Selain itu, Ony Arifianto diangkat sebagai Direktur Teknologi & Manajemen Risiko. Perubahan juga terjadi pada Dewan Komisaris, di mana posisi Wakil Komisaris Utama kini dijabat oleh Bagus Puruhito menggantikan Bonar H. Hutagaol. Erwin Dimas juga resmi ditetapkan sebagai Komisaris baru. Perubahan ini diharapkan membawa angin segar dan memperkuat manajemen PTDI ke depan.

Optimisme PTDI untuk Kemandirian Pertahanan Nasional

Direktur Niaga & Pengembangan PTDI, Moh. Arif Faisal, menyatakan bahwa pencapaian tahun 2025 menjadi fondasi krusial bagi posisi perusahaan sebagai industri strategis nasional. “Capaian kinerja PTDI sepanjang tahun 2025 merupakan hasil dari penguatan kapabilitas bisnis, engineering dan produksi, serta kolaborasi strategis bersama seluruh ekosistem industri pertahanan nasional dalam Holding DEFEND ID,” ujar Moh. Arif Faisal.

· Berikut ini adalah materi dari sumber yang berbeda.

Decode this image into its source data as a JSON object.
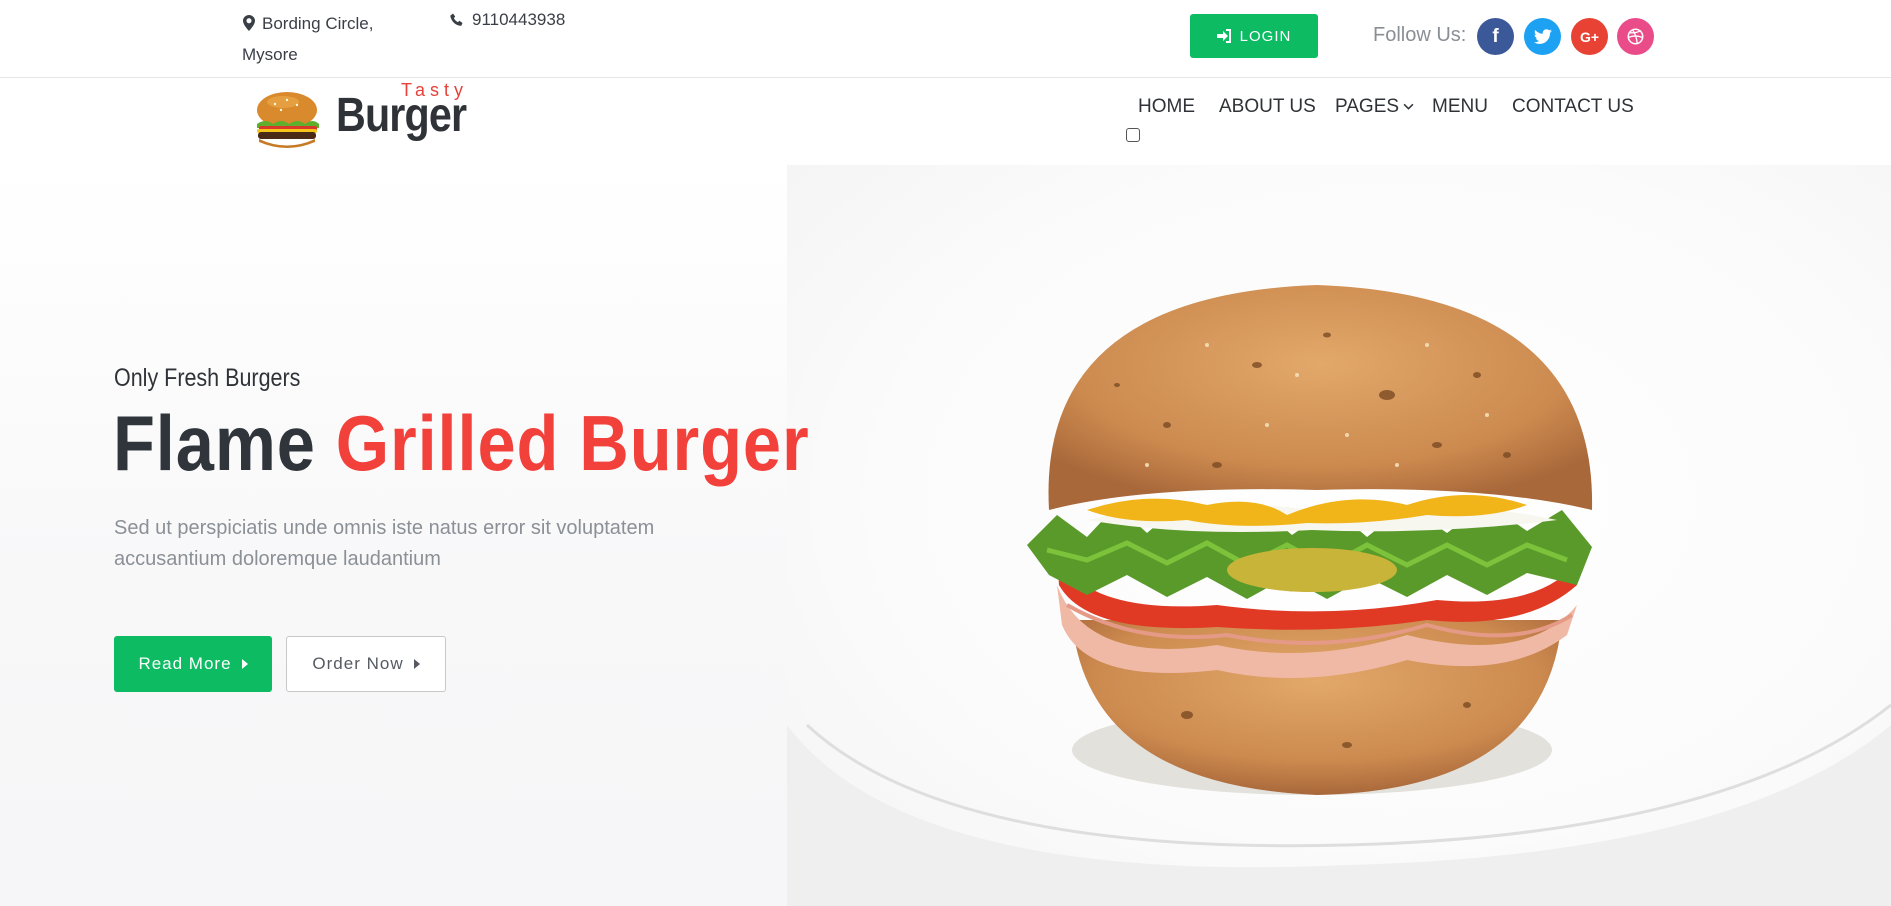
{
  "topbar": {
    "address": "Bording Circle, Mysore",
    "phone": "9110443938",
    "login_label": "LOGIN",
    "follow_label": "Follow Us:",
    "social": [
      {
        "name": "facebook",
        "glyph": "f",
        "color": "#3b5998"
      },
      {
        "name": "twitter",
        "glyph": "t",
        "color": "#1da1f2"
      },
      {
        "name": "google-plus",
        "glyph": "G+",
        "color": "#e84235"
      },
      {
        "name": "dribbble",
        "glyph": "d",
        "color": "#ea4c89"
      }
    ]
  },
  "brand": {
    "tasty": "Tasty",
    "name": "Burger"
  },
  "nav": {
    "items": [
      "HOME",
      "ABOUT US",
      "PAGES",
      "MENU",
      "CONTACT US"
    ]
  },
  "hero": {
    "tagline": "Only Fresh Burgers",
    "headline_dark": "Flame",
    "headline_red": "Grilled Burger",
    "description": "Sed ut perspiciatis unde omnis iste natus error sit voluptatem accusantium doloremque laudantium",
    "read_more": "Read More",
    "order_now": "Order Now"
  },
  "colors": {
    "accent_green": "#0dbb63",
    "accent_red": "#f2403a",
    "text_dark": "#30353c"
  }
}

Ia menambahkan, PTDI akan terus fokus pada penguatan penguasaan teknologi dirgantara nasional. Tujuannya adalah untuk mendukung kemandirian pertahanan dan meningkatkan daya saing industri Indonesia di kancah global.

Manajemen PTDI berkomitmen untuk melanjutkan penguatan fundamental bisnis di tahun-tahun mendatang. Fokus utama akan mencakup efisiensi eksekusi proyek, manajemen kas yang cermat, optimalisasi rantai pasok, dan percepatan program-program strategis yang telah dicanangkan. Dengan fondasi yang kuat dan strategi yang matang, PT Dirgantara Indonesia optimis dapat terus berkontribusi signifikan bagi sektor pertahanan dan industri dirgantara nasional.